How Improvado Uses Clickhouse to Get Superb Processing Speed
Everyday Improvado processes and stores billions of data rows to provide our customers with actionable insights on their marketing performance. When working with large data volumes, the first thing to take care of is to choose a fast and efficient database management system. Each solution on the market claims to have the most reliable and efficient infrastructure.

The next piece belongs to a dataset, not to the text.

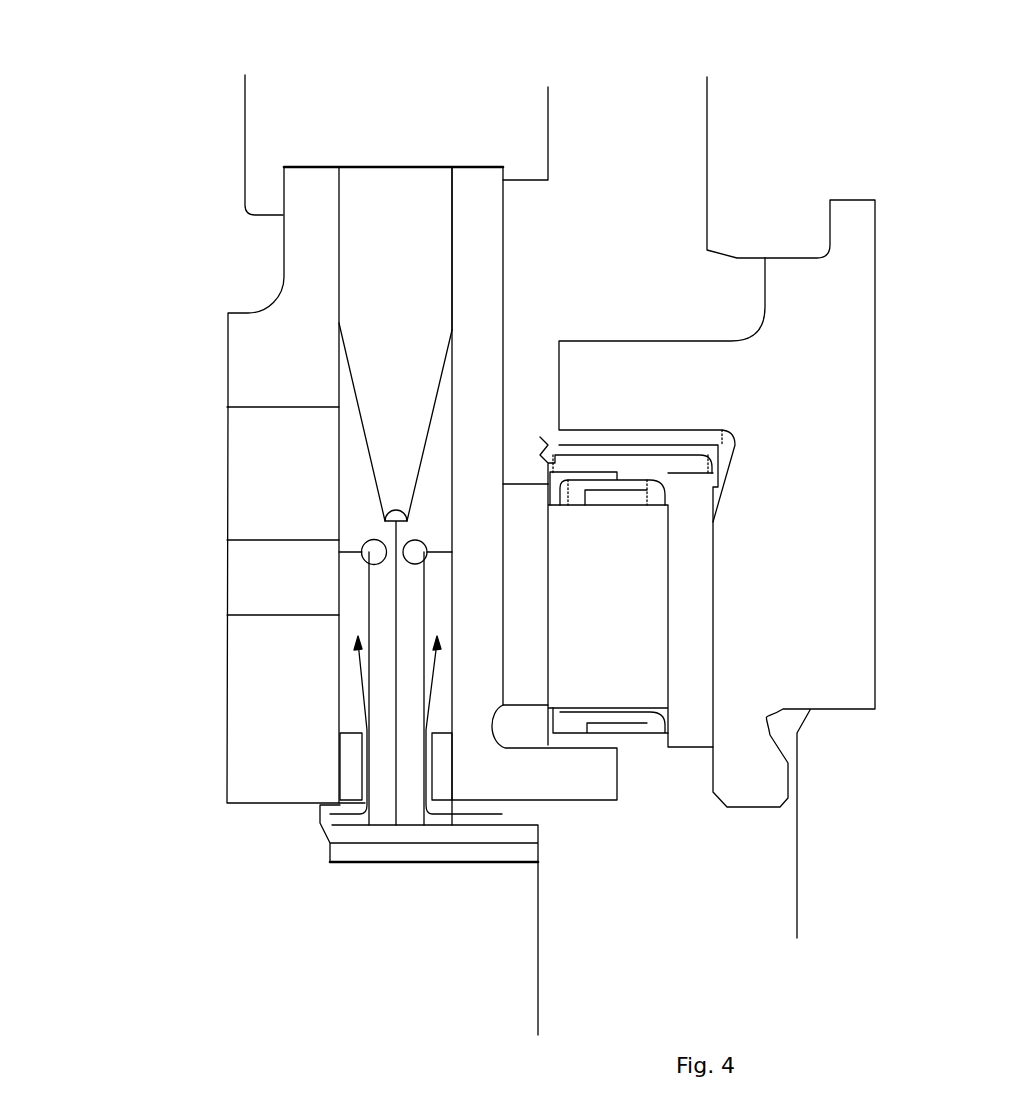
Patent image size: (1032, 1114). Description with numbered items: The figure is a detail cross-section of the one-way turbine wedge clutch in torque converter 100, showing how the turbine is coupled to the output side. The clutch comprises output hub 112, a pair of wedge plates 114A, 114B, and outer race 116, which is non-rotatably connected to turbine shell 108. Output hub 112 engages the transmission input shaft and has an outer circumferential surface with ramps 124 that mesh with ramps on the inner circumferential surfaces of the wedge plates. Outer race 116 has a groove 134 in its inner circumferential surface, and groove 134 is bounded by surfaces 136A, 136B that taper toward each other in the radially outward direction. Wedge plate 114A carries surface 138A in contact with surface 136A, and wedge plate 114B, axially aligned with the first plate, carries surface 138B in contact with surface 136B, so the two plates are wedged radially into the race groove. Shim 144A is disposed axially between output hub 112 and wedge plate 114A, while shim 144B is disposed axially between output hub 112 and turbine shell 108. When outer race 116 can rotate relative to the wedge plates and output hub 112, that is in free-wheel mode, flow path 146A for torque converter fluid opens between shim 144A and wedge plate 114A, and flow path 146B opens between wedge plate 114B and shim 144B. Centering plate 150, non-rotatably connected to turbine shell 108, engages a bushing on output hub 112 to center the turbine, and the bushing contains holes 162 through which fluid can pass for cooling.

For example, SaaS data warehouses like Amazon Redshift or Snowflake are some of the most well-known solutions when it comes to storing data for further analysis. However, when diving deeper, we realized that the most popular doesn’t mean the best one. So, our engineers conducted in-depth research and decided to stick with the fastest analytical DBMS for today -- ClickHouse. In this post, we’ll explain why Improvado picked ClickHouse and how it’s better than any other database management solution for today.
What is ClickHouse?
ClickHouse is an open-source columnar database management system for real-time analytics that uses SQL to process queries. Thanks to columnar storage and compression, ClickHouse achieved one of the best processing performances across its competitors. ClickHouse’s data processing speed reaches up to 30Gb/s and increases linearly when using distributed processing.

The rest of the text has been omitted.